Blackberry vs. the iPhone
December 13th, 2010 by Dylan
Michael Mace recently authored a particularly poignant piece on what he feels is really wrong with Blackberry. I found the article interesting because it did a fairly solid job analyzing both technical and business issues faced by RIM.
(Full disclosure: RIM makes contributions to the Dojo Foundation, and this article is strictly my opinion, as unbiased as I can be at this point)
Blackberry 6 in my opinion offers an amazing set of opportunities for mobile web app developers. Wolfram from Uxebu has an in-depth analysis of the Blackberry 6 benefits that roughly match my opinions on the topic, so I’ll not waste time repeating those points.

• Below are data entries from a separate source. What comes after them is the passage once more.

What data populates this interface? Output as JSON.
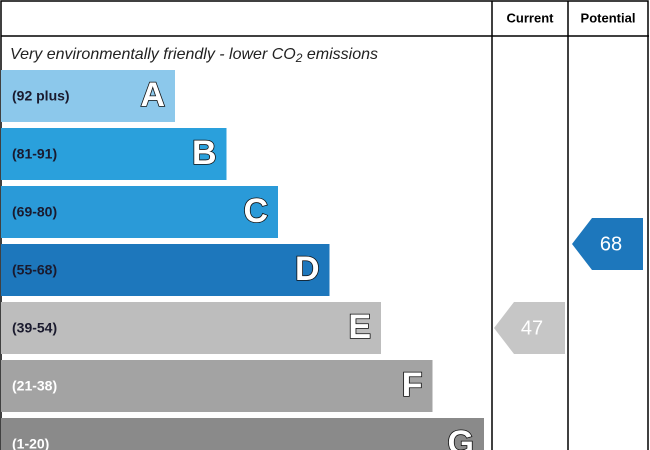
{
  "header": {
    "columns": [
      "Current",
      "Potential"
    ]
  },
  "subtitle": {
    "text": "Very environmentally friendly - lower CO",
    "subscript": "2",
    "after": " emissions"
  },
  "bands": [
    {
      "range": "(92 plus)",
      "letter": "A",
      "color": "#8cc8eb",
      "text_color": "#1a1a2e"
    },
    {
      "range": "(81-91)",
      "letter": "B",
      "color": "#2aa0dc",
      "text_color": "#1a1a2e"
    },
    {
      "range": "(69-80)",
      "letter": "C",
      "color": "#2a9ad8",
      "text_color": "#1a1a2e"
    },
    {
      "range": "(55-68)",
      "letter": "D",
      "color": "#1d77bc",
      "text_color": "#1a1a2e"
    },
    {
      "range": "(39-54)",
      "letter": "E",
      "color": "#bdbdbd",
      "text_color": "#1a1a2e"
    },
    {
      "range": "(21-38)",
      "letter": "F",
      "color": "#a3a3a3",
      "text_color": "#ffffff"
    },
    {
      "range": "(1-20)",
      "letter": "G",
      "color": "#8a8a8a",
      "text_color": "#ffffff"
    }
  ],
  "current": {
    "value": "47",
    "color": "#c6c6c6"
  },
  "potential": {
    "value": "68",
    "color": "#1d77bc"
  }
}
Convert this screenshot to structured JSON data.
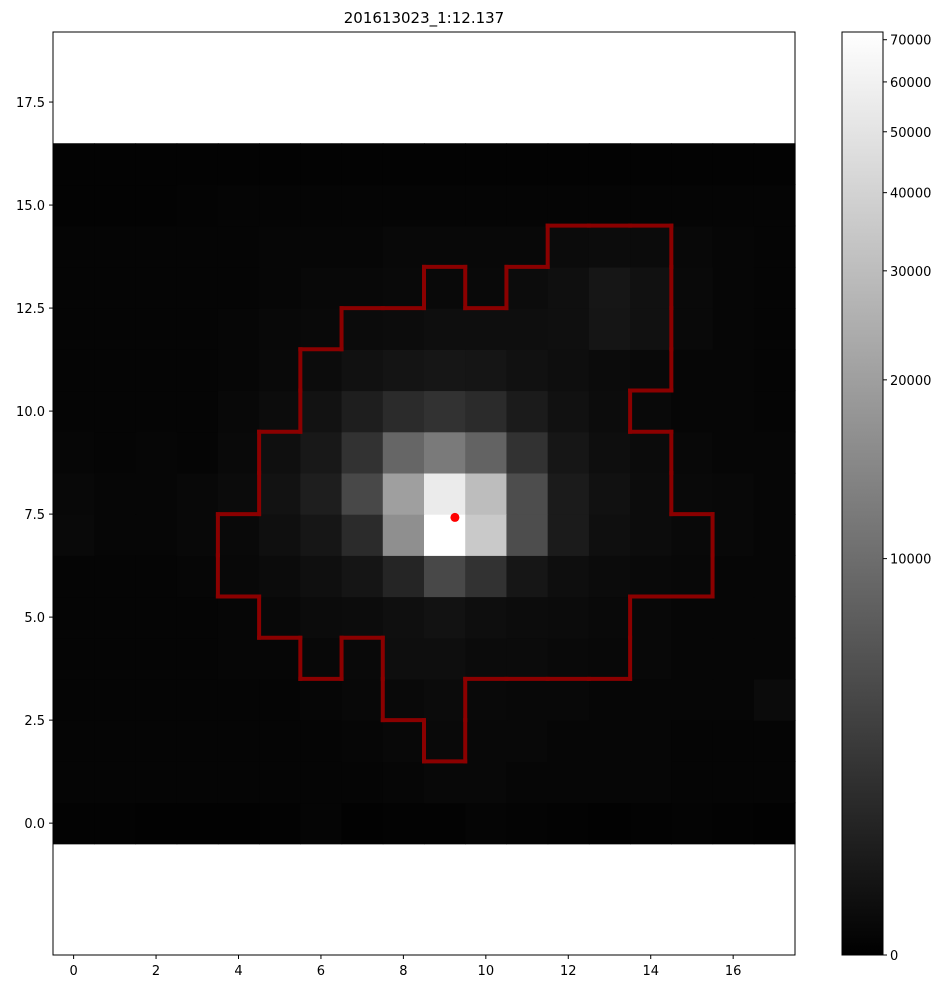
{
  "chart_data": [
    {
      "type": "heatmap",
      "title": "201613023_1:12.137",
      "xlabel": "",
      "ylabel": "",
      "xlim": [
        -0.5,
        17.5
      ],
      "ylim": [
        -3.2,
        19.2
      ],
      "x_ticks": [
        0,
        2,
        4,
        6,
        8,
        10,
        12,
        14,
        16
      ],
      "x_tick_labels": [
        "0",
        "2",
        "4",
        "6",
        "8",
        "10",
        "12",
        "14",
        "16"
      ],
      "y_ticks": [
        0.0,
        2.5,
        5.0,
        7.5,
        10.0,
        12.5,
        15.0,
        17.5
      ],
      "y_tick_labels": [
        "0.0",
        "2.5",
        "5.0",
        "7.5",
        "10.0",
        "12.5",
        "15.0",
        "17.5"
      ],
      "colormap": "gray",
      "grid": false,
      "pixel_values_note_rows_bottom_to_top_y0_to_y16_cols_x0_to_x17": true,
      "values": [
        [
          200,
          200,
          150,
          150,
          150,
          200,
          300,
          150,
          200,
          200,
          300,
          250,
          200,
          150,
          200,
          250,
          200,
          150
        ],
        [
          300,
          300,
          300,
          300,
          300,
          300,
          300,
          300,
          400,
          500,
          500,
          400,
          400,
          400,
          400,
          300,
          300,
          300
        ],
        [
          300,
          300,
          300,
          300,
          300,
          300,
          300,
          400,
          500,
          600,
          500,
          500,
          400,
          400,
          400,
          300,
          300,
          300
        ],
        [
          300,
          300,
          300,
          300,
          350,
          350,
          400,
          500,
          600,
          700,
          600,
          500,
          500,
          400,
          400,
          400,
          400,
          700
        ],
        [
          300,
          300,
          300,
          350,
          400,
          400,
          500,
          600,
          900,
          900,
          700,
          700,
          600,
          500,
          500,
          400,
          400,
          400
        ],
        [
          300,
          300,
          300,
          350,
          400,
          500,
          700,
          800,
          1000,
          1200,
          900,
          800,
          700,
          600,
          500,
          400,
          400,
          400
        ],
        [
          300,
          300,
          300,
          400,
          500,
          700,
          1000,
          1400,
          2500,
          5500,
          3500,
          1500,
          900,
          700,
          600,
          500,
          400,
          400
        ],
        [
          600,
          400,
          400,
          500,
          600,
          1000,
          1500,
          3000,
          16000,
          75000,
          35000,
          6000,
          1800,
          1000,
          800,
          600,
          500,
          400
        ],
        [
          500,
          400,
          400,
          500,
          700,
          1200,
          2000,
          5500,
          20000,
          55000,
          30000,
          6000,
          1800,
          1100,
          800,
          600,
          500,
          400
        ],
        [
          400,
          350,
          400,
          300,
          600,
          1000,
          1600,
          3500,
          9000,
          12000,
          8500,
          3500,
          1500,
          900,
          700,
          500,
          400,
          400
        ],
        [
          300,
          300,
          300,
          300,
          500,
          800,
          1200,
          2000,
          3000,
          3500,
          3000,
          1800,
          1100,
          800,
          600,
          400,
          400,
          300
        ],
        [
          300,
          300,
          300,
          300,
          400,
          600,
          800,
          1100,
          1300,
          1500,
          1400,
          1100,
          900,
          700,
          600,
          400,
          400,
          300
        ],
        [
          300,
          300,
          300,
          300,
          400,
          500,
          600,
          700,
          800,
          900,
          900,
          900,
          1000,
          1400,
          1100,
          600,
          400,
          300
        ],
        [
          300,
          300,
          300,
          300,
          350,
          400,
          500,
          500,
          600,
          600,
          600,
          800,
          1000,
          1500,
          1100,
          600,
          400,
          300
        ],
        [
          300,
          300,
          300,
          300,
          300,
          400,
          400,
          400,
          500,
          500,
          500,
          500,
          700,
          800,
          700,
          500,
          400,
          300
        ],
        [
          200,
          200,
          200,
          250,
          300,
          350,
          300,
          300,
          300,
          300,
          300,
          300,
          300,
          300,
          300,
          300,
          300,
          300
        ],
        [
          200,
          200,
          200,
          200,
          200,
          200,
          200,
          200,
          200,
          200,
          200,
          200,
          200,
          200,
          200,
          200,
          200,
          200
        ]
      ],
      "aperture_color": "#8b0000",
      "aperture_pixels": [
        [
          9,
          2
        ],
        [
          8,
          3
        ],
        [
          9,
          3
        ],
        [
          6,
          4
        ],
        [
          8,
          4
        ],
        [
          9,
          4
        ],
        [
          10,
          4
        ],
        [
          11,
          4
        ],
        [
          12,
          4
        ],
        [
          13,
          4
        ],
        [
          5,
          5
        ],
        [
          6,
          5
        ],
        [
          7,
          5
        ],
        [
          8,
          5
        ],
        [
          9,
          5
        ],
        [
          10,
          5
        ],
        [
          11,
          5
        ],
        [
          12,
          5
        ],
        [
          13,
          5
        ],
        [
          4,
          6
        ],
        [
          5,
          6
        ],
        [
          6,
          6
        ],
        [
          7,
          6
        ],
        [
          8,
          6
        ],
        [
          9,
          6
        ],
        [
          10,
          6
        ],
        [
          11,
          6
        ],
        [
          12,
          6
        ],
        [
          13,
          6
        ],
        [
          14,
          6
        ],
        [
          15,
          6
        ],
        [
          4,
          7
        ],
        [
          5,
          7
        ],
        [
          6,
          7
        ],
        [
          7,
          7
        ],
        [
          8,
          7
        ],
        [
          9,
          7
        ],
        [
          10,
          7
        ],
        [
          11,
          7
        ],
        [
          12,
          7
        ],
        [
          13,
          7
        ],
        [
          14,
          7
        ],
        [
          15,
          7
        ],
        [
          5,
          8
        ],
        [
          6,
          8
        ],
        [
          7,
          8
        ],
        [
          8,
          8
        ],
        [
          9,
          8
        ],
        [
          10,
          8
        ],
        [
          11,
          8
        ],
        [
          12,
          8
        ],
        [
          13,
          8
        ],
        [
          14,
          8
        ],
        [
          5,
          9
        ],
        [
          6,
          9
        ],
        [
          7,
          9
        ],
        [
          8,
          9
        ],
        [
          9,
          9
        ],
        [
          10,
          9
        ],
        [
          11,
          9
        ],
        [
          12,
          9
        ],
        [
          13,
          9
        ],
        [
          14,
          9
        ],
        [
          6,
          10
        ],
        [
          7,
          10
        ],
        [
          8,
          10
        ],
        [
          9,
          10
        ],
        [
          10,
          10
        ],
        [
          11,
          10
        ],
        [
          12,
          10
        ],
        [
          13,
          10
        ],
        [
          6,
          11
        ],
        [
          7,
          11
        ],
        [
          8,
          11
        ],
        [
          9,
          11
        ],
        [
          10,
          11
        ],
        [
          11,
          11
        ],
        [
          12,
          11
        ],
        [
          13,
          11
        ],
        [
          14,
          11
        ],
        [
          7,
          12
        ],
        [
          8,
          12
        ],
        [
          9,
          12
        ],
        [
          10,
          12
        ],
        [
          11,
          12
        ],
        [
          12,
          12
        ],
        [
          13,
          12
        ],
        [
          14,
          12
        ],
        [
          9,
          13
        ],
        [
          11,
          13
        ],
        [
          12,
          13
        ],
        [
          13,
          13
        ],
        [
          14,
          13
        ],
        [
          12,
          14
        ],
        [
          13,
          14
        ],
        [
          14,
          14
        ]
      ],
      "centroid": {
        "x": 9.25,
        "y": 7.42,
        "color": "#ff0000"
      }
    },
    {
      "type": "colorbar",
      "scale": "asinh-like nonlinear",
      "range": [
        0,
        72000
      ],
      "tick_values": [
        0,
        10000,
        20000,
        30000,
        40000,
        50000,
        60000,
        70000
      ],
      "tick_labels": [
        "0",
        "10000",
        "20000",
        "30000",
        "40000",
        "50000",
        "60000",
        "70000"
      ]
    }
  ]
}
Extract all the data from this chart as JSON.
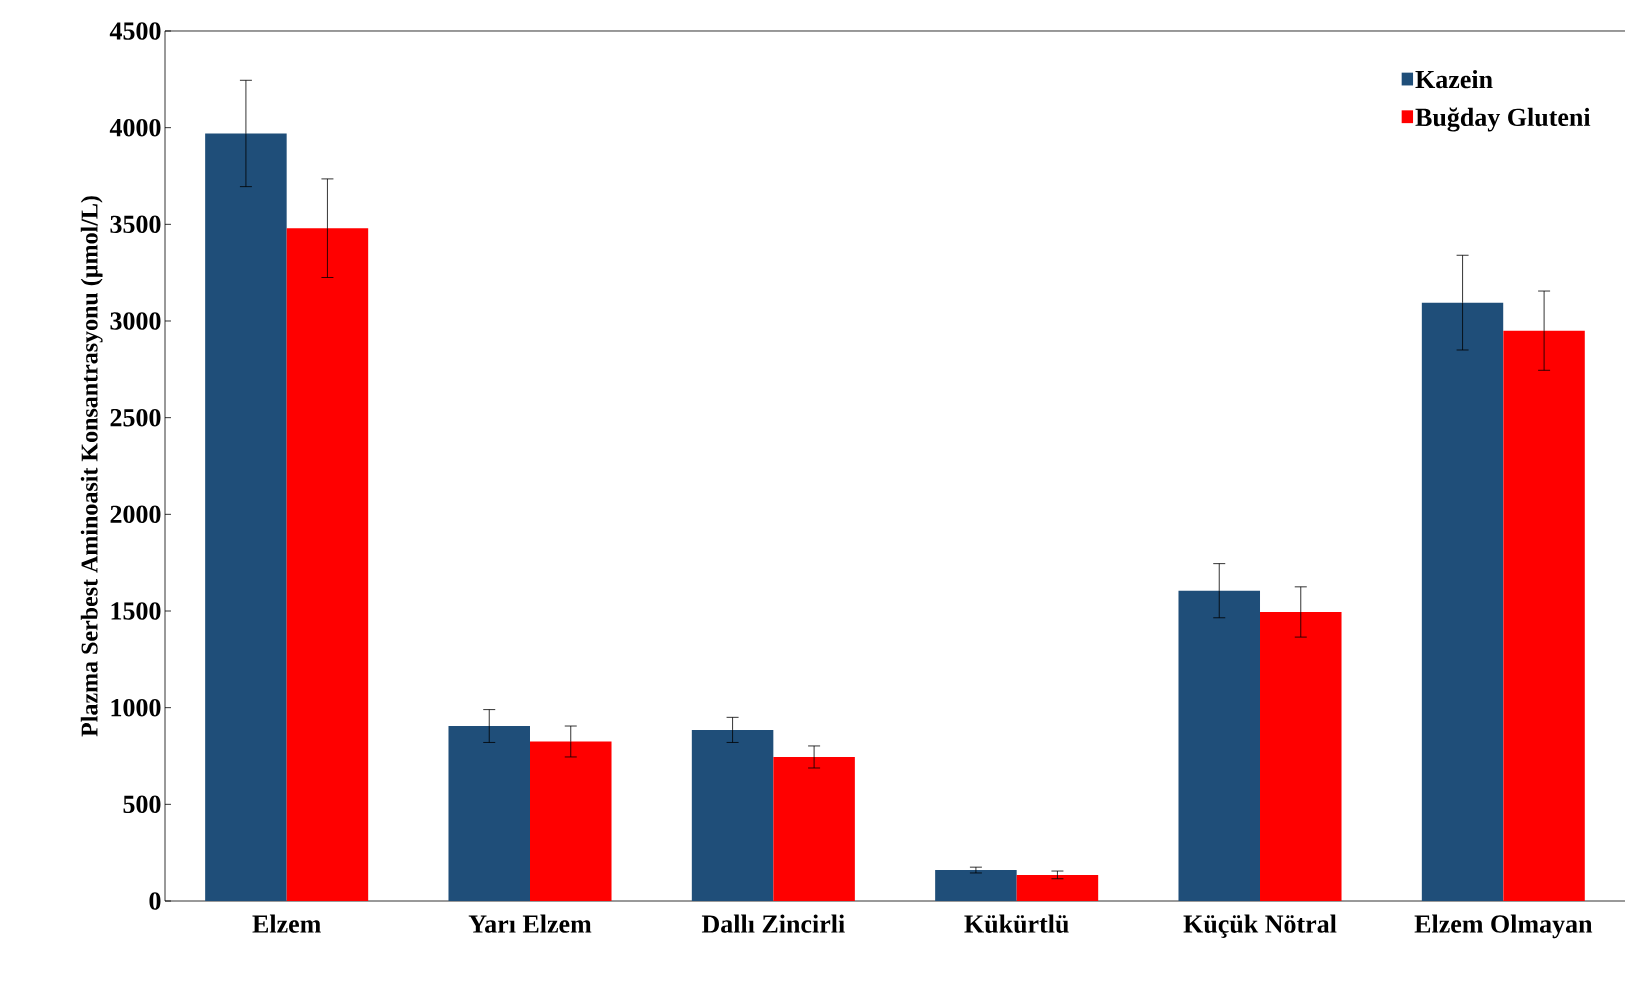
{
  "chart_data": {
    "type": "bar",
    "ylabel": "Plazma Serbest Aminoasit  Konsantrasyonu (µmol/L)",
    "categories": [
      "Elzem",
      "Yarı Elzem",
      "Dallı Zincirli",
      "Kükürtlü",
      "Küçük Nötral",
      "Elzem Olmayan"
    ],
    "series": [
      {
        "name": "Kazein",
        "color": "#1f4e79",
        "values": [
          3970,
          905,
          885,
          160,
          1605,
          3095
        ],
        "errors": [
          275,
          85,
          65,
          15,
          140,
          245
        ]
      },
      {
        "name": "Buğday Gluteni",
        "color": "#ff0000",
        "values": [
          3480,
          825,
          745,
          135,
          1495,
          2950
        ],
        "errors": [
          255,
          80,
          57,
          20,
          130,
          205
        ]
      }
    ],
    "ylim": [
      0,
      4500
    ],
    "yticks": [
      0,
      500,
      1000,
      1500,
      2000,
      2500,
      3000,
      3500,
      4000,
      4500
    ],
    "grid": false,
    "legend": "top right"
  }
}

I’ve had an iPhone since the day it was released, but I’ve not upgraded since the 3G. I’m a jailbreaker and a carrier unlocker: though I keep a contract with AT&T, I cannot justify the international extortionist rates of mobile carriers. I have a Pay & Go SIM card for the UK that gets more use than my AT&T SIM, and a stack of other SIMs from travels (about a dozen SIMs from Thailand, Cambodia, Germany, etc.). I can effectively spend $10-30/month in another country on a pay as you go plan with as much data as needed. But I’m getting way off topic.
The way I see it, RIM has reinvented their web platform in an amazingly powerful way that offers what I had always hoped Apple or Palm WebOS would become. Apple fails me miserably on their attempts at control, a betrayal in my opinion given their wonderful Mac OSX which has been extremely flexible and configurable in a mostly open manner. WebOS has failed so far because the UI and devices just aren’t very nice to use. RIM at the moment has a platform that’s frankly not all that stylish, devices that are currently too slow, but wow, the phone calls actually work and as a developer, I get even more capabilities than I see possible with operating systems like Google’s Android.
I expect my next two phones to be an iPhone 4 and whatever is next from Blackberry. I want the best of both of these worlds, and until I get what I want, I’m going to be a frustrated tinkerer that spends far too much time on this for not enough gain, complaining and grumbling until I can get a device that works in a manner as delightful as iOS, but with the control and freedom I want without a series of silly hacks like installing iPad baseband software on an iPhone to keep it unlocked.
On the business side of things, the internet is currently leading to an interesting phenomenon which is this: a long tail, but a really narrow and tall initial peak. I believe we’re seeing winners take all at a faster rate than ever, but the lower costs of being in many markets leading to many more players than ever (example, open source JavaScript toolkits). But with mobile devices, it’s a very challenging set of problems, from hardware and software to marketing to fickle users to selling souls to the mobile carriers, with very few highly profitable opportunities for mobile device makers, so I expect a very short list of players that can compete viably over the long term.
I’m also curious to see if Apple’s removal of the Jailbreak detection API is an admission of defeat, or just removing a bad API in preparation for something more difficult to work around.